Looking for intuition for KVL regarding parallel resistors

Question

I'm completely new to electrical engineering. I came across KVL and my previous intuition about how voltage works broke down when coming across an example of KVL and parallel resistors.

Some background: My understanding of voltage is that it is the amount of energy needed to move an electrical charge across 2 points in the circuit.

I use the water analogy for the basis of my intuition for resistors. If you have water flowing through a pipe, a resistor is basically a narrowing of the pipe making it harder to move current through. AKA the larger the resistor the more energy needed to move current through.

So if we take an example like this my understanding breaks down:

With the two resistors on the right, I would think that the larger resistor would have a greater voltage across it, but it's the same as the other parallel resistor according to KVL.

If you have a larger resistor, wouldn't you need more energy to move a charge through it? How could it be the same as the smaller resistor?

Clearly I'm missing something, probably a few things...Can someone make this make sense and provide an analogy or some kind of intuitive understanding?

Answer 1

I'm with Marcus Muller on this. I can make the water analogy work, but learning the water system first then electronics means that you must do twice the work for the task at hand.

the larger the resistor the more energy needed to move [the same] current through.

I can form a corollory by saying "Less current will move through a larger resistor for the same energy

Rely on the basics, the fundamentals. There aren't that many.

1. Elements in series must have (must have) the same the same current through them. Elements with greater resistance must have a greater voltage across them.
2. Elements in parallel must have (must have) the same the same voltage across them. Elements with greater resistance must have a lower current through them.
3. KVL: The voltages measured around a closed path (with consistent oriention along the path) must (must) add to zero.
4. KCL: The sum of the currents measured entering a node must (must) equal the sum of the currents leaving the same node.
5. Ohm's law. Resistance is the voltage across and element or combination divided by the current through the same element or combination.

Laplace impedance (once you know) allows the concepts to be used for capacitors and inductors as well.

Memorize these 5 concepts and trust them implicitly.
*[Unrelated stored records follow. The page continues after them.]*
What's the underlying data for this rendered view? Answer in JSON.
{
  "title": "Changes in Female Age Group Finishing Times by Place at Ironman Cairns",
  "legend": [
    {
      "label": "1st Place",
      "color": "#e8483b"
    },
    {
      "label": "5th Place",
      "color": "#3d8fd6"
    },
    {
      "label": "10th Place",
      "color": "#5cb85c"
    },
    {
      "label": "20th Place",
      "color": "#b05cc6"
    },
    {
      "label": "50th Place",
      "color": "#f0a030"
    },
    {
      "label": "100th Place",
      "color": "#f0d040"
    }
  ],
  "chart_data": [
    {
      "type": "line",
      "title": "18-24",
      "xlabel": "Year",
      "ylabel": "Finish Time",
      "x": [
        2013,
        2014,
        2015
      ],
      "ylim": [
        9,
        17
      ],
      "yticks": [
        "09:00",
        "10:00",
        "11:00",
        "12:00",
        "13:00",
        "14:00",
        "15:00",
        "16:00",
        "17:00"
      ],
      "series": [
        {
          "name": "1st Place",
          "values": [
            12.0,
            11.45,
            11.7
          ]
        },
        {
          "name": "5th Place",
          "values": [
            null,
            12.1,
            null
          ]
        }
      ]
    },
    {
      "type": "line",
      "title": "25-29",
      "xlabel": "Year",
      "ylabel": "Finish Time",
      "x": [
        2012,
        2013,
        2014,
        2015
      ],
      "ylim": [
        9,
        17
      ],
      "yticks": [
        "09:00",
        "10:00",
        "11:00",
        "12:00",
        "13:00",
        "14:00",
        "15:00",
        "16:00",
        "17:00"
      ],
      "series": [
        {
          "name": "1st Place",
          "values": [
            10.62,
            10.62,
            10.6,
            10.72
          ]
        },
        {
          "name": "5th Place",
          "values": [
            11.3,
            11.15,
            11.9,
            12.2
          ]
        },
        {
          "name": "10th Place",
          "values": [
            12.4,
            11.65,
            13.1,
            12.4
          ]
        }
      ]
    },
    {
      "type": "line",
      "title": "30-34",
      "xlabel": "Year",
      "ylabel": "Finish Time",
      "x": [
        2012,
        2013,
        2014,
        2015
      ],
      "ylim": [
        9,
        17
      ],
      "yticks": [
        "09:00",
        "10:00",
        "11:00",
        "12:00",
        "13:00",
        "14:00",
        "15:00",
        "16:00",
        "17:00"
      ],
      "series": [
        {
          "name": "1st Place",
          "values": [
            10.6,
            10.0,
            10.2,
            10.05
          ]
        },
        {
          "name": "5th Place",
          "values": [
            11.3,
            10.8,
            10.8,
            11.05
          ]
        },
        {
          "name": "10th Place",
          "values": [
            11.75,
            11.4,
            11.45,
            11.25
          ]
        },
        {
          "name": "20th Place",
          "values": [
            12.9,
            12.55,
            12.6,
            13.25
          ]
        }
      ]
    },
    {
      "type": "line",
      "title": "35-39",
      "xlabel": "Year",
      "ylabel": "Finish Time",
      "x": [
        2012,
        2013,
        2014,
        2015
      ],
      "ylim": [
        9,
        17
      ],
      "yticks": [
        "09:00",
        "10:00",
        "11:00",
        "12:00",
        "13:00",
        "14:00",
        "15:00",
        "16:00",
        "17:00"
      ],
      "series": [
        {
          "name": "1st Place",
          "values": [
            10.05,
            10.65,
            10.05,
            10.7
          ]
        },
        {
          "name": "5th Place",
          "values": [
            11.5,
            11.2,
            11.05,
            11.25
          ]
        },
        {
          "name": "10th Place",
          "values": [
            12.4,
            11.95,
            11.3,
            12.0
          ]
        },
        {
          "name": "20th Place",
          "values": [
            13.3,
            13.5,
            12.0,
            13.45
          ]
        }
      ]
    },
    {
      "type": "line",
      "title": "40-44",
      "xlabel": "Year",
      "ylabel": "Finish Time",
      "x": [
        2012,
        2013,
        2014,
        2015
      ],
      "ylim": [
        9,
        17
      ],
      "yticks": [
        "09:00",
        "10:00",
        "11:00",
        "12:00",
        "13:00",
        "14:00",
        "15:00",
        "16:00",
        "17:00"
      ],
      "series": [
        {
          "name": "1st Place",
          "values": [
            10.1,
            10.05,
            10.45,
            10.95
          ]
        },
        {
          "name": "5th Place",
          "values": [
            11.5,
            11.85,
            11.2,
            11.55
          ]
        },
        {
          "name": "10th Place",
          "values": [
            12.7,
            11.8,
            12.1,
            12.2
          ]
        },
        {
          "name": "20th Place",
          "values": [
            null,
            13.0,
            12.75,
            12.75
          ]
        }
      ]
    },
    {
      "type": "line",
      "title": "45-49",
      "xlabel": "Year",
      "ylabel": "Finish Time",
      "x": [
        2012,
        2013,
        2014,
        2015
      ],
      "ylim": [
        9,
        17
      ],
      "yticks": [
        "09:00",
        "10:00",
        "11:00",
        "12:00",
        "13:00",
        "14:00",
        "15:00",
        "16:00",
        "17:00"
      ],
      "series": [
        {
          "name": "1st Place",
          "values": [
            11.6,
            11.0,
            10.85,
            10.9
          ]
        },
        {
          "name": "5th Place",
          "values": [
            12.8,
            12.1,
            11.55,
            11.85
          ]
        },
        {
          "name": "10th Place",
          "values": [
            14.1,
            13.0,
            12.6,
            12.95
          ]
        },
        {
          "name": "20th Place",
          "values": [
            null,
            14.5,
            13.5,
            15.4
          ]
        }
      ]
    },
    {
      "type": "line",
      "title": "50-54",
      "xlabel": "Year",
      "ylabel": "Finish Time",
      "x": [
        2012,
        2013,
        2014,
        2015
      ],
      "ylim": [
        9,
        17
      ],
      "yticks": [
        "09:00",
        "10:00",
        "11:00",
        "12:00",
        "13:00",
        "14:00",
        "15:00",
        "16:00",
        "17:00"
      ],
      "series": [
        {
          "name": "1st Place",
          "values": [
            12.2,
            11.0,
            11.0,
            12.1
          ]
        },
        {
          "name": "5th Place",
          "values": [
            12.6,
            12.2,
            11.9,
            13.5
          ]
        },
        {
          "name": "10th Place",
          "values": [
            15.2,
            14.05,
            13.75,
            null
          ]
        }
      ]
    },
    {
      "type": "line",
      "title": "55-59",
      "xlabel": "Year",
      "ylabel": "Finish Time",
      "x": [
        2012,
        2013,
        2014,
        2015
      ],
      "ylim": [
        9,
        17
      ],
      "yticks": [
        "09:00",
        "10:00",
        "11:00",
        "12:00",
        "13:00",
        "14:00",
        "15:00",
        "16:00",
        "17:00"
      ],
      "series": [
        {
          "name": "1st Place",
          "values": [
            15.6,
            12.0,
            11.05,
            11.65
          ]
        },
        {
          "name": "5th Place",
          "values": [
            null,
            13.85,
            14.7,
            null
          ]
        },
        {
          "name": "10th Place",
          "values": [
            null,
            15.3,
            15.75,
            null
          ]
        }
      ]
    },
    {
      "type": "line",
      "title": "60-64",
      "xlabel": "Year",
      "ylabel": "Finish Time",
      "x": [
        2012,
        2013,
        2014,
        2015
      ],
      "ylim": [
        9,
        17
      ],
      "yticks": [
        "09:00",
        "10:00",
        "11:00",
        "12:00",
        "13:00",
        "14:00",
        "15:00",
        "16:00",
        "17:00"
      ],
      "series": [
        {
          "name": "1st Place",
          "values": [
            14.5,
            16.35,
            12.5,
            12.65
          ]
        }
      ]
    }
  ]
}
As you learn more there are more defining relations, but these 5 will always be dependable. Items 1 to 4 work also for non-linear systems.

Practice writing equations that represent their meaning.

Answer 2

Perhaps a revision of some of your statements is in order. You said:

My understanding of voltage is that it is the amount of energy needed to move an electrical charge across 2 points in the circuit.

Correct, but easy to misinterpret. The truth is that any voltage will eventually move a charge from one place in a circuit to another. What changes is the rate at which charges complete that journey.

the larger the resistor the more energy needed to move current through

Very misleading. Voltage is a measure of energy that a charge would have to lose on a complete journey through the resistance. That doesn't mean that you can't have quadrillions of charges moving only part way through it, losing only a small chunk of their energy.

Current is a measure of how many charges are entering or leaving the resistor each second, and is not to be confused with how many charges are completing the entire journey through the resistor. Probably no single charge will make the complete journey, unless you leave that current flowing for a long time.

With the two resistors on the right, I would think that the larger resistor would have a greater voltage across it, but it's the same as the other parallel resistor according to KVL

The voltage across each resistor R2 and R3 is indeed the same according to KVL, but...

If you have a larger resistor, wouldn't you need more energy to move a charge through it? How could it be the same as the smaller resistor?

It is correct to say that with the same voltage across them, the difference between the potential energy of a charge found at one end of R2/R3, and the potential energy of a charge found at the other end, is the same. That is, in both cases, a charge that completes the journey via either resistor will have lost the same amount of energy after a complete journey through its respective resistor.

However, again it's not correct to say that any charge makes that complete journey. All else being equal (resistor dimensions, cross-section area, charge density etc), the average speed of individual charges through the 3Ω resistor will slightly greater than (by a factor of \$\frac{4}{3}\$) than the average speed of charges in the 4Ω resistor.

Consequently, more charges are entering the top of R2 each second (and leaving at the bottom), than are entering (and leaving) R3 each second. This is the definition of current: quantity of charge passing some point in one second.

It would be correct to say that after a long, long time, \$\frac{4}{3}\$ as many charges will have completed the journey through R2 compared to charges travelling through R3.

Instantaneously, that picture doesn't work, because in a tiny fraction of a second, no single charge has time to complete the journey. Yet current is still flowing, and is non-zero. I repeat, that's because there are quadrillions of charges travelling part-way, rather that just a few making it all the way through.

Your interpretation of voltage is correct, though, just don't forget that a charge that moves only, say, half way between two points of potential difference (half way through the resistor) will only lose half of its potential energy, but it still moved, and it still contributed to current! There's always another charge that started half-way, and made it out of the resistor!

Just extend that description of behaviour to quadrillions of charges, each moving only a tiny distance in each second, and you'll get a better picture of what's going on.